Merdas que se saltitam,
merdas que se atropelam,
cada um mais sedento de poiso,
cada um mais revoltado com a escuridão certa,
ah, ninguém chora, ninguém os vê,
os olhos estão centrados noutra vida.
Os olhos já não são de quem tem,
mas para quem quer um ser diferente
não ficar só porque sim no alto pedestal.

Danem-se estes senhores cheios de si,
cheios de outros senhores que os ensinaram a sentir.

Danem-se todos que no meu ser a dor é minha.
E a mim seus bonecos, ninguém me ensina a sentir.

Vão, subam ao poiso, hipócritas de fado,
a lágrima pertence a quem deu,
a quem sofreu,
porque os todos os outros,
ignóbeis da vida, vocês dizem:
NINGUÉM SER.

Fodam-se então.
É minha a dor.
A dor de quem vive.

Não a quem a si diz ser alma de artista,
esses que se criam, que vêm e vão,
não lhes tem o pertencer,
não lhes dá a sede de existir
em busca de uma luz rebuscada à sombra.

A-R-T-I-S-T-A,
ARTISTA! É palavra tosca,
de quem diz muita coisa oca.
Já todos os outros, nas mansardas p'lo mundo espalhados,
são Homens, "Génios", desconhecidos no viver,
desconhecidos das elites.
São quem vive,
quem realmente vive e sofre, não inventam dor.
Senhores da vida, Reis da MANSARDA.

Criam poemas e com eles adormecem,
e todos ficam, cada um dos reais génios,
embalados nos seus poemas,
dançando nos seus quadros,
dormitam no sonho REAL,
esses artistas, esses génios,
esquecidos do mundo,
esquecidos de si.
Esquecendo a dor.

sábado, 19 de março de 2011

Mude a sua vida em 7 anos

Se de noite a vontade de ser prolonga-se
de manhã a vontade é assustada.

Se ontem era raiva,
hoje o cansaço destroçado e usado pelas lágrimas que se empurravam
é hoje o desfalecer.

A dor gritava,
Antigamente a dor tinha um contorno simples,
era pautada pelo verdadeiro sofrimento,
hoje a dor sente-se como língua de farrapos.
Indiferente para si, para os outros, sem ópio
usa-se de si para tudo contornando o segredo das entrelinhas.

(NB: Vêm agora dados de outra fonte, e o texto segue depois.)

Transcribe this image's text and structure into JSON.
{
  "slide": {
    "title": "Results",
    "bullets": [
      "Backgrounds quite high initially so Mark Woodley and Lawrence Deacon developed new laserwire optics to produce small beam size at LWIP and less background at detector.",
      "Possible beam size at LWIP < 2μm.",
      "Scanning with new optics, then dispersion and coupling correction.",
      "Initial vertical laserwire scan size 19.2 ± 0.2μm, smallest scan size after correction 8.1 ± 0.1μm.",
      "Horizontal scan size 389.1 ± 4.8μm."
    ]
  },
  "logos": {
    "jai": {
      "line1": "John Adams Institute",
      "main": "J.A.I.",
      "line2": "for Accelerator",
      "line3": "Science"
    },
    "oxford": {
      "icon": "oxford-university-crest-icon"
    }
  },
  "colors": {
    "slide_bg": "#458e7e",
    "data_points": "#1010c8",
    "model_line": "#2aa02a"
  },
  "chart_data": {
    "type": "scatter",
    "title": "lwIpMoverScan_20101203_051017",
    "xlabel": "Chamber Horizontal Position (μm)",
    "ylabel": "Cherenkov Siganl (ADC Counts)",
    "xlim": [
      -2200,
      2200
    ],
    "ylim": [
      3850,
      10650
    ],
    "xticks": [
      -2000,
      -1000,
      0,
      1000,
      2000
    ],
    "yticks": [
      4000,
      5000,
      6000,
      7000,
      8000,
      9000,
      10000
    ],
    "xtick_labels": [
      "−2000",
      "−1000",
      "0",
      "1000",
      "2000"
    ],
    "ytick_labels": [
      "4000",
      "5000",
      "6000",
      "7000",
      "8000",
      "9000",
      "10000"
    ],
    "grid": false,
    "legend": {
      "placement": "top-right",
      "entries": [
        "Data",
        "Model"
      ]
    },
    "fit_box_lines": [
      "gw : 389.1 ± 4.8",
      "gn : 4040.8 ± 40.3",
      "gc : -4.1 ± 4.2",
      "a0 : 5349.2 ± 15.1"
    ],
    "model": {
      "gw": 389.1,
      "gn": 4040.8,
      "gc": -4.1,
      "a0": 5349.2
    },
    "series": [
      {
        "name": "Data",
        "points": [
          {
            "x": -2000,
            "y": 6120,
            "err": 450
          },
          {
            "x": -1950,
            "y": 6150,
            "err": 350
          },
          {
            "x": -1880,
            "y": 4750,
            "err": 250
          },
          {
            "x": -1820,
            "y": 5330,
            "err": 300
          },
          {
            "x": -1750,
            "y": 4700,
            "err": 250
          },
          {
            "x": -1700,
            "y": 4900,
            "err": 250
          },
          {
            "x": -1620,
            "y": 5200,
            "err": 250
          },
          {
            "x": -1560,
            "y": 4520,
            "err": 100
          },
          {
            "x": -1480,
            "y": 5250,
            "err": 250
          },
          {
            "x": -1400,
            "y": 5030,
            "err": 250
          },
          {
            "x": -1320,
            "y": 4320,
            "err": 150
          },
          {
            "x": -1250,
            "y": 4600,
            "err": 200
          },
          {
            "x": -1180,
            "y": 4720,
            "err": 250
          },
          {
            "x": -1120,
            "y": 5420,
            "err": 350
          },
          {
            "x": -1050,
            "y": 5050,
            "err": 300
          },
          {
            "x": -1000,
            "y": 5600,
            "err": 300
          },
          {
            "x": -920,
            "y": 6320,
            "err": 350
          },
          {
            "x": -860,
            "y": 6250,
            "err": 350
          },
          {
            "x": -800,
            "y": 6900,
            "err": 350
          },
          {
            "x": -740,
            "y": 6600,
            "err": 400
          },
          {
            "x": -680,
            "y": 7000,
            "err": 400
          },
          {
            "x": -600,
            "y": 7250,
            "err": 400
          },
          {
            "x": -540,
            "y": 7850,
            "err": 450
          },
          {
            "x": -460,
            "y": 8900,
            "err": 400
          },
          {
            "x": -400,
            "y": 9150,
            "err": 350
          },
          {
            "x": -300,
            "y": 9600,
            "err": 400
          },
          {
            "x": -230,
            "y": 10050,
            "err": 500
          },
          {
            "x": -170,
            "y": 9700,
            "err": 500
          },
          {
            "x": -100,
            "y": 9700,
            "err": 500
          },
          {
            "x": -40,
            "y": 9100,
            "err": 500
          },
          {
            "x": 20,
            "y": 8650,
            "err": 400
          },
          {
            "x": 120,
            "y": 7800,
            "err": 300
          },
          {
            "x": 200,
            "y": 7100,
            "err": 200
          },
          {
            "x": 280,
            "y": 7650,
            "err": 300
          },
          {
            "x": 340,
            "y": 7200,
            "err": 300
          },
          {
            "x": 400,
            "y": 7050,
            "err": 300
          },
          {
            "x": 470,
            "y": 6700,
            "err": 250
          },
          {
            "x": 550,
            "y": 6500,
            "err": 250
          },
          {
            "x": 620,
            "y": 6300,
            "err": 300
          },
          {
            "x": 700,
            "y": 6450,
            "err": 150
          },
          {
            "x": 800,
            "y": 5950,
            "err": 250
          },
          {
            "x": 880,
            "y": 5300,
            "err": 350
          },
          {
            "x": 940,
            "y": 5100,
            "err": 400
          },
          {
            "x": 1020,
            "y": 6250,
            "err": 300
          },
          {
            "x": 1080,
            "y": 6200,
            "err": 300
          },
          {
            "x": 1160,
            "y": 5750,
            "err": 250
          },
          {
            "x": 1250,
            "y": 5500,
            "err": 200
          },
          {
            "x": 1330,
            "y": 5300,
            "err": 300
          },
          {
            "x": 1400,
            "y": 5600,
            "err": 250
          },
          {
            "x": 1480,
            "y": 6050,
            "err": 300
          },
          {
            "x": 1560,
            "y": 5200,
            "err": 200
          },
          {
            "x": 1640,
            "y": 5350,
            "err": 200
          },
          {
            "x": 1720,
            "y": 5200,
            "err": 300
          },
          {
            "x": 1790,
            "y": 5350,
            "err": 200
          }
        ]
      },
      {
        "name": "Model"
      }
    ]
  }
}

Talvez por o calo estragar o prazer de sofrer.

Os acordes são ocos.

Dias antigos eram dias, noites eram noites,
agora é jorna, sem descansar, sem tirar as botas, partimos para outra jorna.
Indiferentes.

Indiferente à dor que passa na rua, recosto-me na cadeira sem o deliciar da musica,
enrolo o cigarro, se a janela trás luz, se entra alguma...
Se a musica toca, se grita...
Indiferente fico.
Indiferente fumo.

Sei que um dia queria não pensar, não ter dor.
Hoje fico indiferente e fumo.

"E saboreio no cigarro a libertação de todos os pensamentos.
Sigo o fumo como uma rota própria,
E gozo, num momento sensitivo e competente,
A libertação de todas as especulações
E a consciência de que a metafísica é uma consequência de estar mal disposto."